Desnutrição Grave: Prioridades na Fase de Estabilização

UESPI - Universidade Estadual do Piauí — Prova 2015

Enunciado

Na fase inicial de estabilização clínica da criança desnutrida grave, todas as recomendações deverão ser realizadas, EXCETO:

Alternativas

  1. A) Tratamento ou prevenção de hipotermia.
  2. B) Correção de distúrbios hidroeletrolíticos.
  3. C) Introdução de dieta em volumes progressivos.
  4. D) Suplementação de ferro e outros micronutrientes.
  5. E) Tratamento de infecções.

Pérola Clínica

Na fase inicial da desnutrição grave, a suplementação de ferro é postergada para evitar estresse oxidativo e exacerbação de infecções.

Resumo-Chave

A fase inicial de estabilização da criança desnutrida grave foca na correção de ameaças à vida: hipotermia, hipoglicemia, desidratação, desequilíbrios eletrolíticos e infecções.
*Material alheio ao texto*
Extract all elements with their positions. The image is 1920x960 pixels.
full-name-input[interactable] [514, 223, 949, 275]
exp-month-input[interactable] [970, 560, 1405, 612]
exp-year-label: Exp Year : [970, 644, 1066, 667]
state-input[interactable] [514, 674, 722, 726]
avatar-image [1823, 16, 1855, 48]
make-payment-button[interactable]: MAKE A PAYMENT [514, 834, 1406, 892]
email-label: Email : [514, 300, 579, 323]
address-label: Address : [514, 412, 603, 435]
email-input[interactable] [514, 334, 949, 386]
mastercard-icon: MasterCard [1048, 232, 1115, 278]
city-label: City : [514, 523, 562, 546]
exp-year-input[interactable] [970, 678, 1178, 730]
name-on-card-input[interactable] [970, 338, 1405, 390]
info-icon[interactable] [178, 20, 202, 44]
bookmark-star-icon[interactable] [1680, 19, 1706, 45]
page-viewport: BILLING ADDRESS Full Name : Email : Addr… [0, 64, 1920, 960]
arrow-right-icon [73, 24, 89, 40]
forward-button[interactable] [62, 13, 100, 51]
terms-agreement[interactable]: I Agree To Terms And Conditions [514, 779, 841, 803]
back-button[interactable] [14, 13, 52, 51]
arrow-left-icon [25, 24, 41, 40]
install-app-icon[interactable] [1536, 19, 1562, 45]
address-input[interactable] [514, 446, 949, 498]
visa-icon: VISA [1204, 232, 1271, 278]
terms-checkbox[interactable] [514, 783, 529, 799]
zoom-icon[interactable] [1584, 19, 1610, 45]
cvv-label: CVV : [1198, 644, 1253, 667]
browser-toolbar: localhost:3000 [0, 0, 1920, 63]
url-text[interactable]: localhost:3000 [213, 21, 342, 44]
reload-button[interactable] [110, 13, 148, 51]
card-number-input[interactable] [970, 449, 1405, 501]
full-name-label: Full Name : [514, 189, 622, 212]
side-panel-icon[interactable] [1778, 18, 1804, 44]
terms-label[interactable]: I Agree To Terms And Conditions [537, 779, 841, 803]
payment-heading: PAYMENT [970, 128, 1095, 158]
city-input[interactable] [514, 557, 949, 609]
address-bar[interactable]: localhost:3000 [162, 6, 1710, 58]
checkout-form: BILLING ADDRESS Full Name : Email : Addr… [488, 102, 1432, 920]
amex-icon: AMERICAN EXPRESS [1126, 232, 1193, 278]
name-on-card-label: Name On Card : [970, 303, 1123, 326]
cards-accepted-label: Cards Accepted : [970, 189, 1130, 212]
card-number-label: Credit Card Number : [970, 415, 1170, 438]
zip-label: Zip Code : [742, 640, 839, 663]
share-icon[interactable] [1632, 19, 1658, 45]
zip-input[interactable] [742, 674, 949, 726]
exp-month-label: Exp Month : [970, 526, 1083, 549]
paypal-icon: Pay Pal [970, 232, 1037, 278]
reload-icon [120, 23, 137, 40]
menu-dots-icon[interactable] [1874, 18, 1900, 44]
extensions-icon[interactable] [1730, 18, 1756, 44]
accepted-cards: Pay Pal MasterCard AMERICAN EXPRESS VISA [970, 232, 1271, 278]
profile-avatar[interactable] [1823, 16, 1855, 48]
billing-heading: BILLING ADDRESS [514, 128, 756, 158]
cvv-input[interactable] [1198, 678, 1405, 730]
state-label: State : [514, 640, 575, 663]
A suplementação de ferro é classicamente adiada para a fase de recuperação, pois o ferro livre pode exacerbar o estresse oxidativo e o crescimento bacteriano em um organismo já debilitado.

Contexto Educacional

A desnutrição grave é uma condição pediátrica séria que requer um manejo cuidadoso e faseado. A fase inicial de estabilização, que dura aproximadamente 1 a 2 dias, é crítica e foca na correção de ameaças à vida. As principais prioridades incluem o tratamento ou prevenção de hipotermia e hipoglicemia, a correção de distúrbios hidroeletrolíticos (com atenção especial à hipocalemia e hipomagnesemia), o tratamento de infecções com antibióticos de amplo espectro, e a introdução de uma dieta em volumes progressivos para evitar a síndrome de realimentação. A fisiopatologia da desnutrição grave envolve uma série de adaptações metabólicas e imunológicas que tornam o paciente extremamente vulnerável. A realimentação inadequada pode desencadear a síndrome de realimentação, com graves alterações eletrolíticas e cardiovasculares. Por isso, a introdução da dieta deve ser lenta e gradual, com fórmulas específicas para desnutridos. Um ponto crucial e frequentemente testado é a suplementação de ferro. Diferentemente de outros micronutrientes (como Vitamina A e Zinco, que são dados precocemente), o ferro é classicamente adiado para a fase de recuperação. Isso se deve ao risco de estresse oxidativo e ao fato de que o ferro livre pode promover o crescimento bacteriano, exacerbando infecções em um organismo já imunocomprometido. O ferro só deve ser introduzido quando o paciente estiver clinicamente estável e as infecções controladas, geralmente na fase de recuperação.

Perguntas Frequentes

Quais são as principais prioridades na fase inicial de estabilização da desnutrição grave?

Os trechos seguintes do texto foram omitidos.